To prove, if $p$ is a prime and $p|a^2+b^2, \space p|b^2+c^2$, then $p|a, p|b, p|a^2-c^2$.
$$p|a^2+b^2\\p|b^2+c^2\\ \therefore p|a^2+b^2+b^2+c^2\space\space \text {i.e.}\space \space p|a^2+2b^2+c^2 \space \text {or}\\ p|a^2+b^2-b^2-c^2,\space\space \text {i.e.}\space \space p|a^2-c^2\\ \therefore p|(a+c)\space\space \text {or}\space\space p|(a-c)\\ \Rightarrow p|a+c+a-c \space\space \text {i.e.}\space \space p|2a \space\space \text {i.e.}\space \space p|2 \space\space \text{or} \space \space p|a \\ \text{Similarly}\space\space p|a+c-a+c, \therefore p|2 \space \space \text{or}\space\space p|c\\ \space\\\text{Since},\space \space p|a,\space\\\text{then},p|a^2 \space \space \space\\\text{and},\space \space p|a^2+b^2\\ \space \\\text{Hence}\space\space p|b^2, ( \because p \space\space\text {is prime}\space),\\ \therefore p|b $$..
Does it correctly complete the proof?
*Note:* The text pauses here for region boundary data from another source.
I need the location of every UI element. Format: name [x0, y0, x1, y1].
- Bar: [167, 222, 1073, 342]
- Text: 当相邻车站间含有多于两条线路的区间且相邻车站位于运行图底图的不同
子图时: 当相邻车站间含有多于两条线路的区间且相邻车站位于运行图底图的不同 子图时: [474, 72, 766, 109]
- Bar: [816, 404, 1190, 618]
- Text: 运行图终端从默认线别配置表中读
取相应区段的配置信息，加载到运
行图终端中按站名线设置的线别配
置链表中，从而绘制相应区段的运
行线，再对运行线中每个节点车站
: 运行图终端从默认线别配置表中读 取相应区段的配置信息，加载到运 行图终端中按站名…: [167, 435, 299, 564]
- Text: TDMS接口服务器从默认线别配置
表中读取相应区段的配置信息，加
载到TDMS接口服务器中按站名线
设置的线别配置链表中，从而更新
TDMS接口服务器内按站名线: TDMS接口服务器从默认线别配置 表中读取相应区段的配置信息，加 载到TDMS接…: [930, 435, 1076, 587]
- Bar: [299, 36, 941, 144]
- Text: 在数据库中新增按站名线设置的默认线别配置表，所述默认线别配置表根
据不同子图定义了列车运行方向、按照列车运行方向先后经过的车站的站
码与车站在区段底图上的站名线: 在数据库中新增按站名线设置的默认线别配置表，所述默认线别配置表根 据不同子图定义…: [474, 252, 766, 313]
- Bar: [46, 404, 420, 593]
Or if possible kindly provide a alternative short way to prove. Any suggestion is precious and appreciated.
It is quite easy to see your theorem isn't true. Take $a=c$, and it reduces to
This obviously isn't true, take for example $p=5$, $a=2$ and $b=1$ (and those translate to $(a,b,c,p)=(2,1,2,5)$).